HELL'S KITCHEN — The Hubble Space Telescope is turning 25 and the Intrepid Museum is throwing it a birthday party.
Hubble@25 will be the first major temporary exhibition at the Intrepid Sea, Air & Space Museum's new Space Shuttle Pavilion, which also houses the space shuttle Enterprise.
The exhibit, which opens to the public on Oct. 23 and runs indefinitely, will celebrate the telescope's quarter century of looking out into deep space.
The Hubble Space Telescope was launched in 1990 and has orbited the earth ever since. Because it floats outside of the Earth's image-distorting atmosphere, it can take high-resolution images of the cosmos.

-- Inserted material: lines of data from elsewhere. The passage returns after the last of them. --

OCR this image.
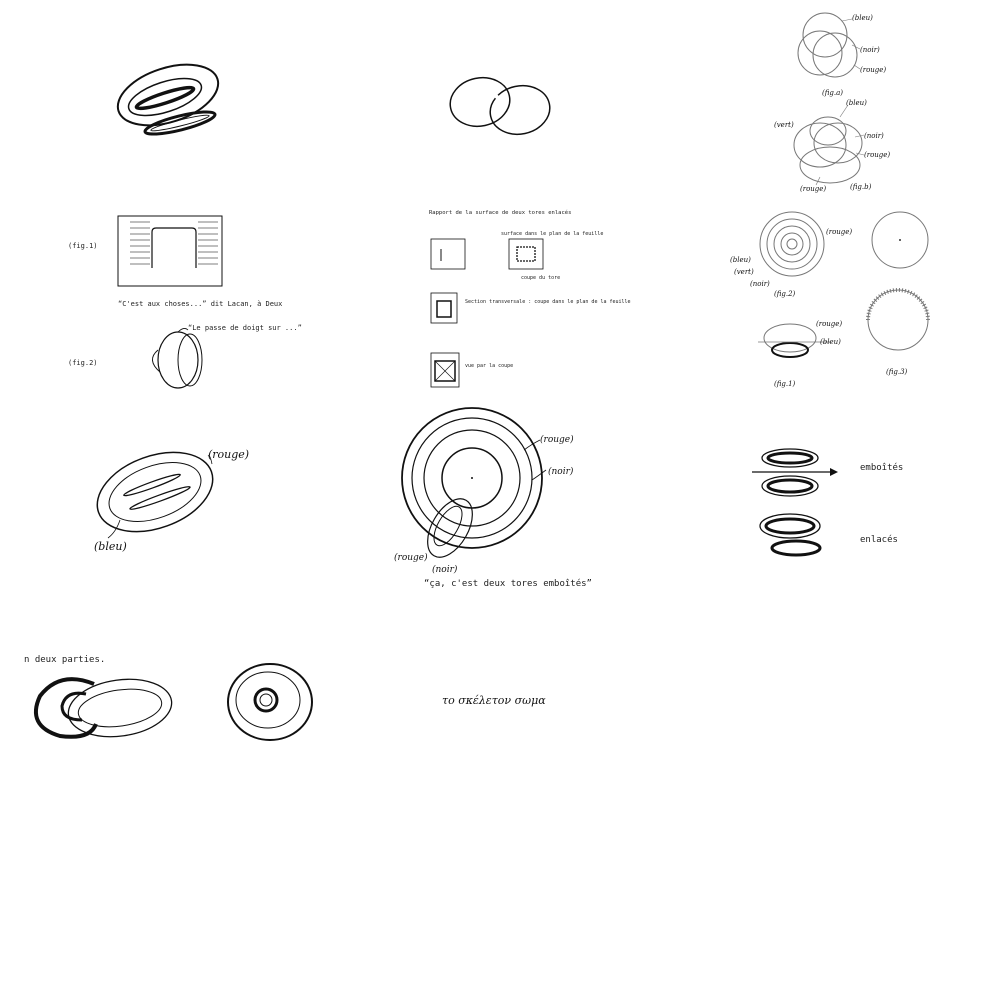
(bleu)
(noir)
(rouge)
(fig.a)
(vert)
(bleu)
(noir)
(rouge)
(rouge)	(fig.b)
(fig.1)
“C'est aux choses...” dit Lacan, à Deux
(fig.2)
“Le passe de doigt sur ...”
Rapport de la surface de deux tores enlacés
surface dans le plan de la feuille
coupe du tore
Section transversale : coupe dans le plan de la feuille
vue par la coupe
(rouge)
(bleu)
(vert)
(noir)
(fig.2)
(rouge)
(bleu)
(fig.1)
(fig.3)
(rouge)
(bleu)
(rouge)
(noir)
(rouge)
(noir)
“ça, c'est deux tores emboîtés”
emboîtés
enlacés
n deux parties.
το σκέλετον σωμα
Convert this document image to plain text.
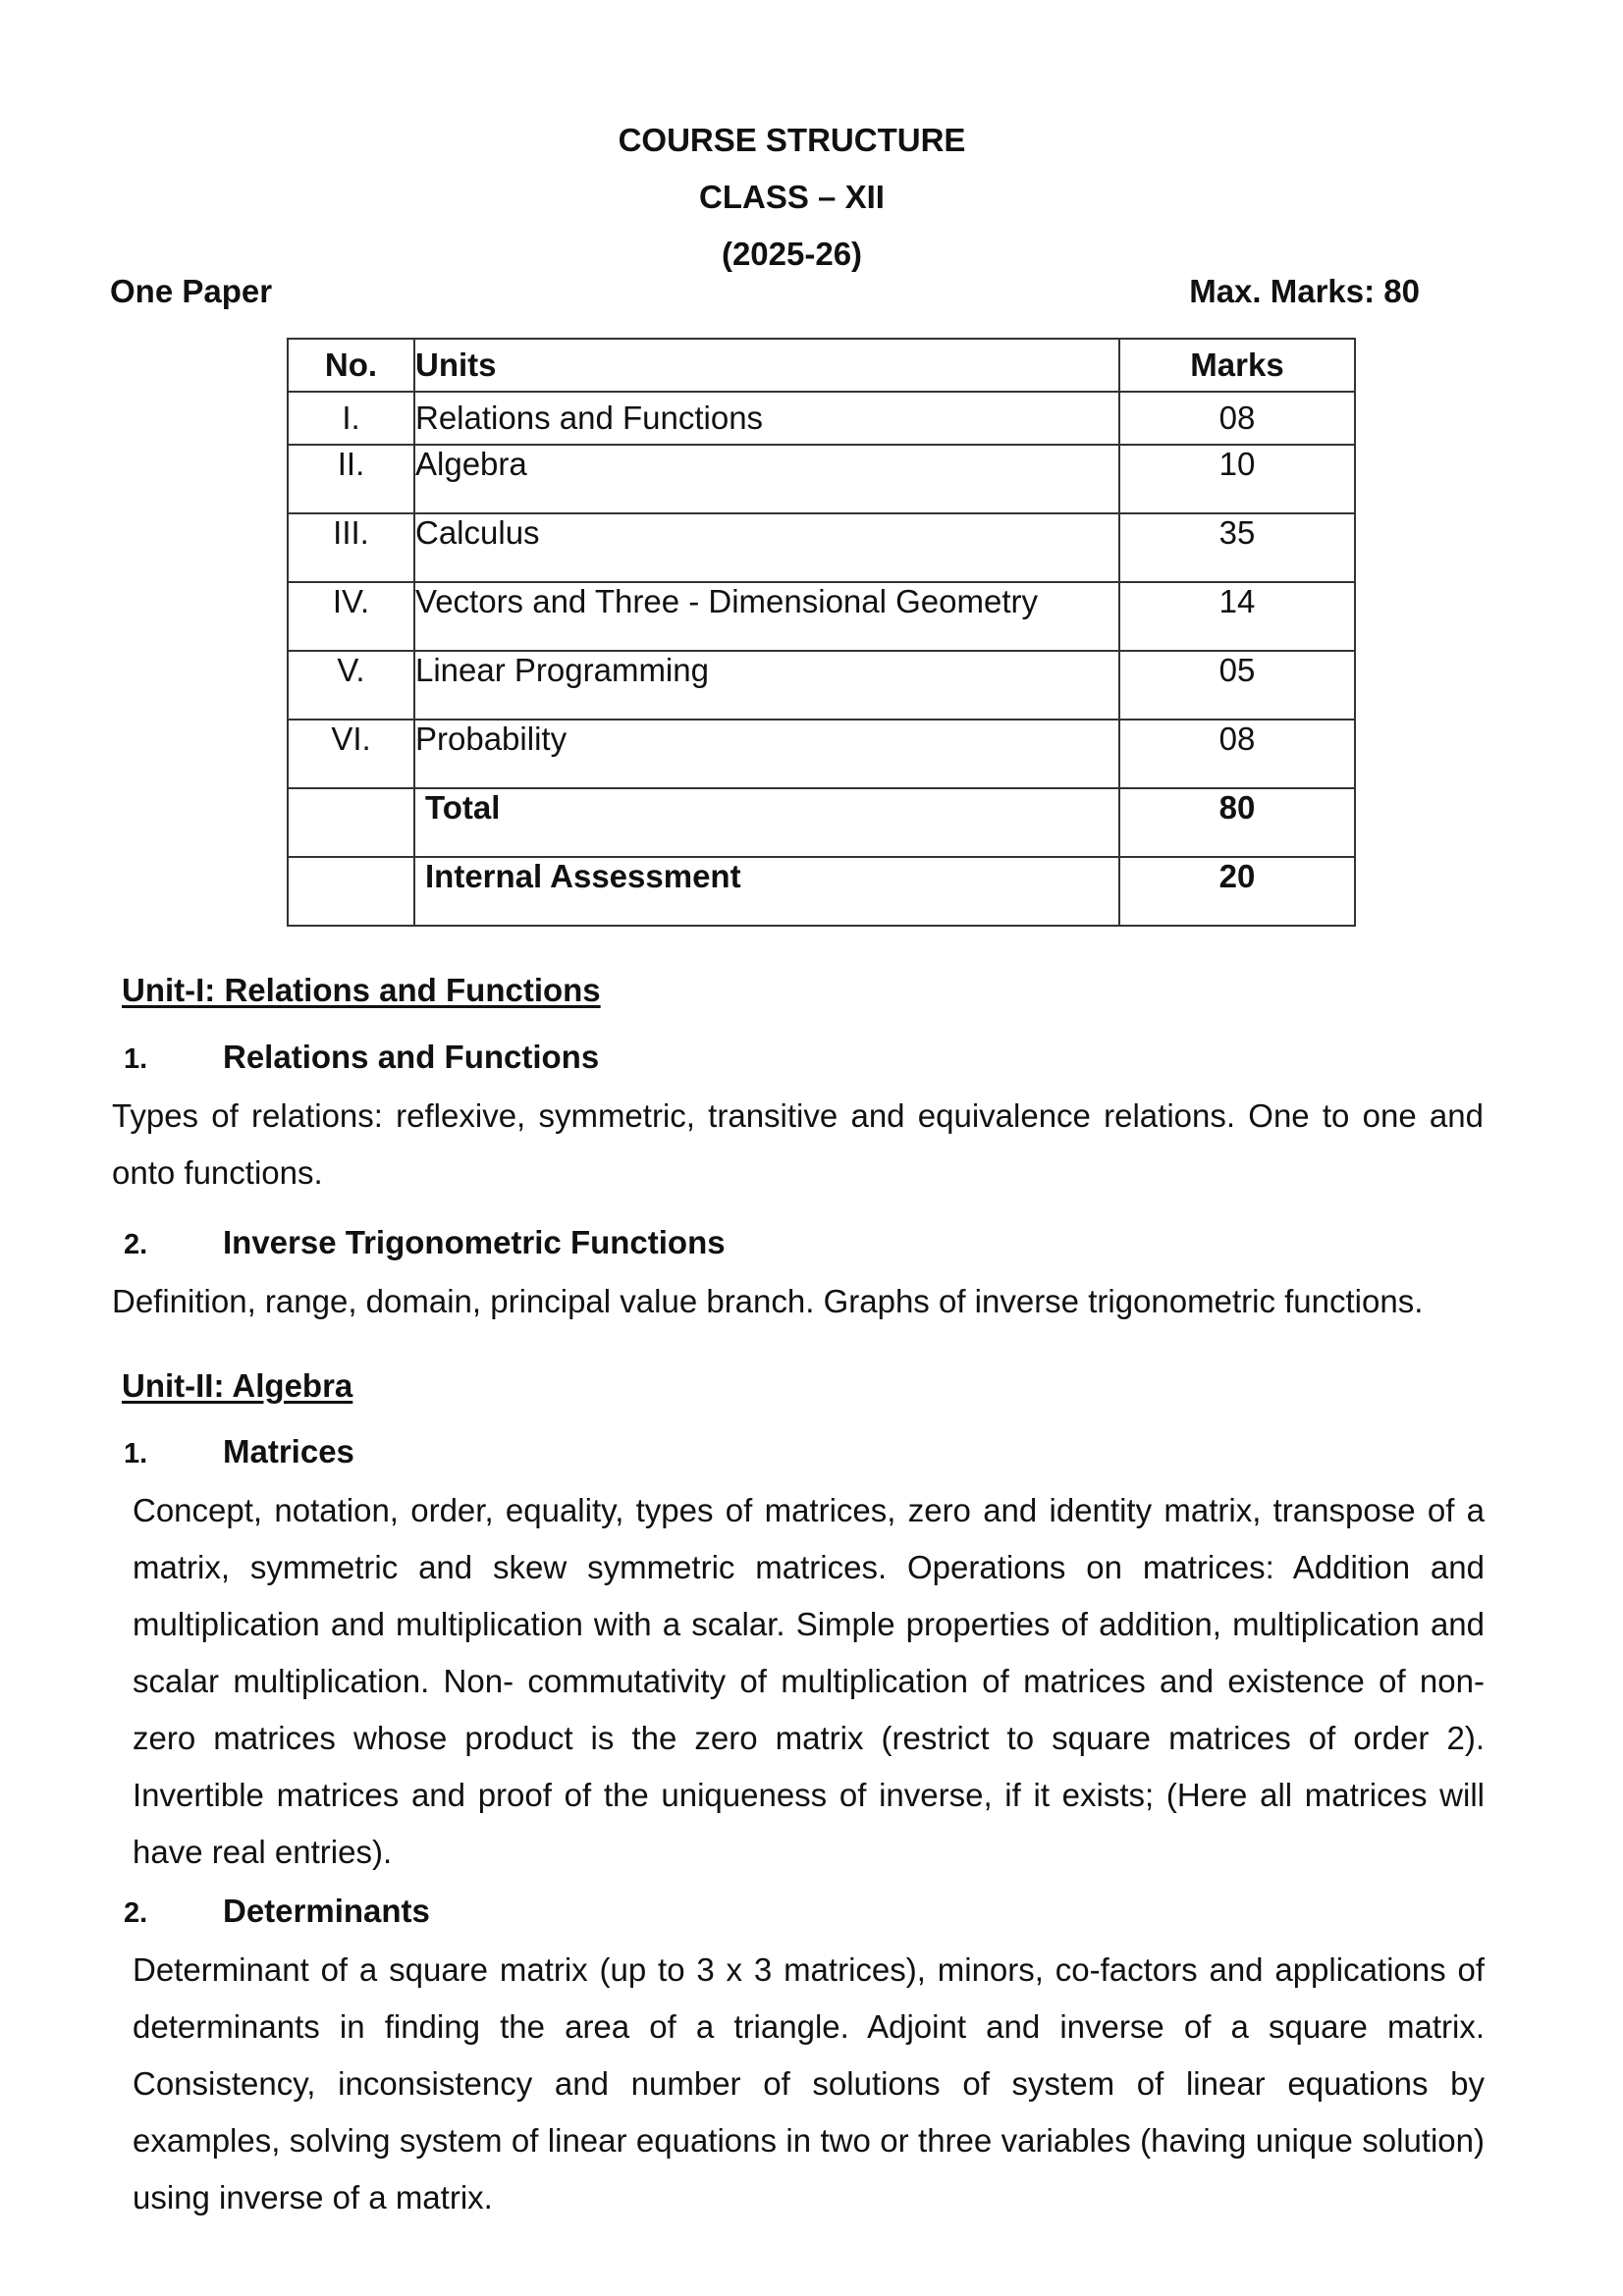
COURSE STRUCTURE
CLASS – XII
(2025-26)
One Paper	Max. Marks: 80
No.	Units	Marks
I.	Relations and Functions	08
II.	Algebra	10
III.	Calculus	35
IV.	Vectors and Three - Dimensional Geometry	14
V.	Linear Programming	05
VI.	Probability	08
	Total	80
	Internal Assessment	20
Unit-I: Relations and Functions
1. Relations and Functions
Types of relations: reflexive, symmetric, transitive and equivalence relations. One to one and onto functions.
2. Inverse Trigonometric Functions
Definition, range, domain, principal value branch. Graphs of inverse trigonometric functions.
Unit-II: Algebra
1. Matrices
Concept, notation, order, equality, types of matrices, zero and identity matrix, transpose of a matrix, symmetric and skew symmetric matrices. Operations on matrices: Addition and multiplication and multiplication with a scalar. Simple properties of addition, multiplication and scalar multiplication. Non- commutativity of multiplication of matrices and existence of non-zero matrices whose product is the zero matrix (restrict to square matrices of order 2). Invertible matrices and proof of the uniqueness of inverse, if it exists; (Here all matrices will have real entries).
2. Determinants
Determinant of a square matrix (up to 3 x 3 matrices), minors, co-factors and applications of determinants in finding the area of a triangle. Adjoint and inverse of a square matrix. Consistency, inconsistency and number of solutions of system of linear equations by examples, solving system of linear equations in two or three variables (having unique solution) using inverse of a matrix.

The exhibition will show those images, along with a variety of Hubble-related artifacts — including tools used in space to repair the telescope. The display will even feature a basketball that belonged to Edwin Hubble, the telescope's namesake, that was taken into orbit on the Space Shuttle Atlantis in 2009.

Visitors will also be able to see photographs by Michael Soluri from his upcoming book "Infinite Worlds: The People and Places of Space Exploration," which documents the push to save and repair the Hubble in 2009.
Along with the exhibit, the museum will host a series of public educational programs, including conversations with astronauts, engineers and scientists who have worked on the Hubble.